De kantonrechter ziet in wat betrokkene heeft aangevoerd wel aanleiding om beide boetes te matigen. Daarbij is van belang dat betrokkene in totaal zes boetes heeft gehad en de opeenstapeling en hoogte van deze boetes gezamenlijk niet meer in verhouding staan tot de gedragingen. Een matiging is daarom op zijn plaats. De eerste boete, met zaaknummer 24-1316, zal worden gematigd tot de helft. De tweede boete, met zaaknummer 24-1341, zal, gelet op het hoge boetebedrag, worden gematigd tot € 100,-. Ook dienen de eventueel opgelegde verhogingen van de boetes ongedaan gemaakt te worden.
De beroepen zijn gelet op de matiging gedeeltelijk gegrond. De beslissingen van de officier van justitie zullen worden gewijzigd.
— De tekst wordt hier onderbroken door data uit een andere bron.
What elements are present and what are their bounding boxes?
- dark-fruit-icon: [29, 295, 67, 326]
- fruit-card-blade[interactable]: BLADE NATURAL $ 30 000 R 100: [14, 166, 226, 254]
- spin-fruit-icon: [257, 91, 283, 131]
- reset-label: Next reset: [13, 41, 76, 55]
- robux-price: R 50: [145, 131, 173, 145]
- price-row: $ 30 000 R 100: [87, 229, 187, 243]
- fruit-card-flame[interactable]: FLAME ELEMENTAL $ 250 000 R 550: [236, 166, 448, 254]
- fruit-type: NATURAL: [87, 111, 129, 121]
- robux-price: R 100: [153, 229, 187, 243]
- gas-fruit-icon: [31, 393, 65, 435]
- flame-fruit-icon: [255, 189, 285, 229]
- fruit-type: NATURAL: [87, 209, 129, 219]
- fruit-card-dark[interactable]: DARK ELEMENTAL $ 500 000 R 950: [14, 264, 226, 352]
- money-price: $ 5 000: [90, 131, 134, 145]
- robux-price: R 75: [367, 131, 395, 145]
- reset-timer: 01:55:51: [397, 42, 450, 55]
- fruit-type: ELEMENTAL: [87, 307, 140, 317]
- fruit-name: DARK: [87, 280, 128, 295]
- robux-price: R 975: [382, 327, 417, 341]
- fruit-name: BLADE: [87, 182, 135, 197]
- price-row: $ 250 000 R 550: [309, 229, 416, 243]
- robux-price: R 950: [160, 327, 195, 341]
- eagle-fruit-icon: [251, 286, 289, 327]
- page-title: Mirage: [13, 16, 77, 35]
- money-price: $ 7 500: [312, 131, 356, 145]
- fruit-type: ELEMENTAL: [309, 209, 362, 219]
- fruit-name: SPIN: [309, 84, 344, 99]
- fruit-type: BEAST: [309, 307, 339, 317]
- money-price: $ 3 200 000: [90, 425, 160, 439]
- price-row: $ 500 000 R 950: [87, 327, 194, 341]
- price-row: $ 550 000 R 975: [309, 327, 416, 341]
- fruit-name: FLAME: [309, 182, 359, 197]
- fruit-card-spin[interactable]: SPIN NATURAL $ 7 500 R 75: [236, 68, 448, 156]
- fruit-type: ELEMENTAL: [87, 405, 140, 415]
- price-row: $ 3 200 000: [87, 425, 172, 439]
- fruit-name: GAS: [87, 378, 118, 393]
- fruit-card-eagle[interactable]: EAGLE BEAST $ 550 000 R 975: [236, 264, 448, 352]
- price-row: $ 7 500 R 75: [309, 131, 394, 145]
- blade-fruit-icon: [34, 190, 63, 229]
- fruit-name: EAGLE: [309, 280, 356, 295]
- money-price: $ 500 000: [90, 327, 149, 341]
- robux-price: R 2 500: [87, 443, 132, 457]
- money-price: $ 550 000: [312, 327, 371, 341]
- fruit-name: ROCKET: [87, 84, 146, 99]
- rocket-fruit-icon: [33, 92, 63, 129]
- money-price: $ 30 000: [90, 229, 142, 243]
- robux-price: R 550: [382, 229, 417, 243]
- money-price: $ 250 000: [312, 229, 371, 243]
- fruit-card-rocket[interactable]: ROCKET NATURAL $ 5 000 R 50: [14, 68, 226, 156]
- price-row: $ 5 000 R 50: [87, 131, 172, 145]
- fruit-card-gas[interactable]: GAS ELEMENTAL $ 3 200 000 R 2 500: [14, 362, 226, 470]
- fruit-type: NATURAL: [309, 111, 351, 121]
De bedragen die betrokkene te veel aan zekerheid heeft betaald moeten door de officier van justitie worden terugbetaald.

Beslissing

De kantonrechter:
‒ verklaart de beroepen gedeeltelijk gegrond;
‒ wijzigt de beslissing van de officier van justitie in die zin dat de boete met CJIB-nummer 8062 5422 5843 7156 wordt gematigd tot € 80, plus € 9,- administratiekosten;
‒ wijzigt de beslissing van de officier van justitie in die zin dat de boete met CJIB-nummer 6062 5422 5890 3859 wordt gematigd tot € 100, plus € 9,- administratiekosten;
‒ draagt de officier van justitie op het bedrag van € 205,- dat betrokkene in totaal te veel als zekerheidstelling heeft betaald, aan betrokkene terug te betalen;
‒ bepaalt dat de verhogingen van de boetes ongedaan gemaakt dienen te worden.
Deze uitspraak is gedaan door mr. M. Breeman, kantonrechter, bijgestaan door de griffier E. Alekperov, en in het openbaar uitgesproken op 13 mei 2025.
De griffier is niet in de gelegenheid om deze uitspraak mede te ondertekenen.
Als u het niet eens bent met deze beslissing, dan kunt u binnen 6 weken na de hieronder vermelde datum van verzending van deze beslissing hoger beroep instellen bij het gerechtshof Arnhem-Leeuwarden, maar alleen als:
de boete meer dan € 110,00 bedraagt, of
uw beroep niet-ontvankelijk is verklaard omdat u niet of niet op tijd zekerheid heeft gesteld.
Het beroepschrift moet worden ingediend bij Rechtbank Zeeland-West-Brabant, Team strafrecht, postbus 90008, 4800 PA Breda Het beroepschrift moet zijn ondertekend door degene die beroep heeft ingesteld of door de gemachtigde.
U dient daarbij het zaaknummer te vermelden.
De procedure bij het gerechtshof verloopt geheel schriftelijk, tenzij u in het beroepschrift uitdrukkelijk vraagt om een zitting waarop u uw standpunt mondeling wilt toelichten.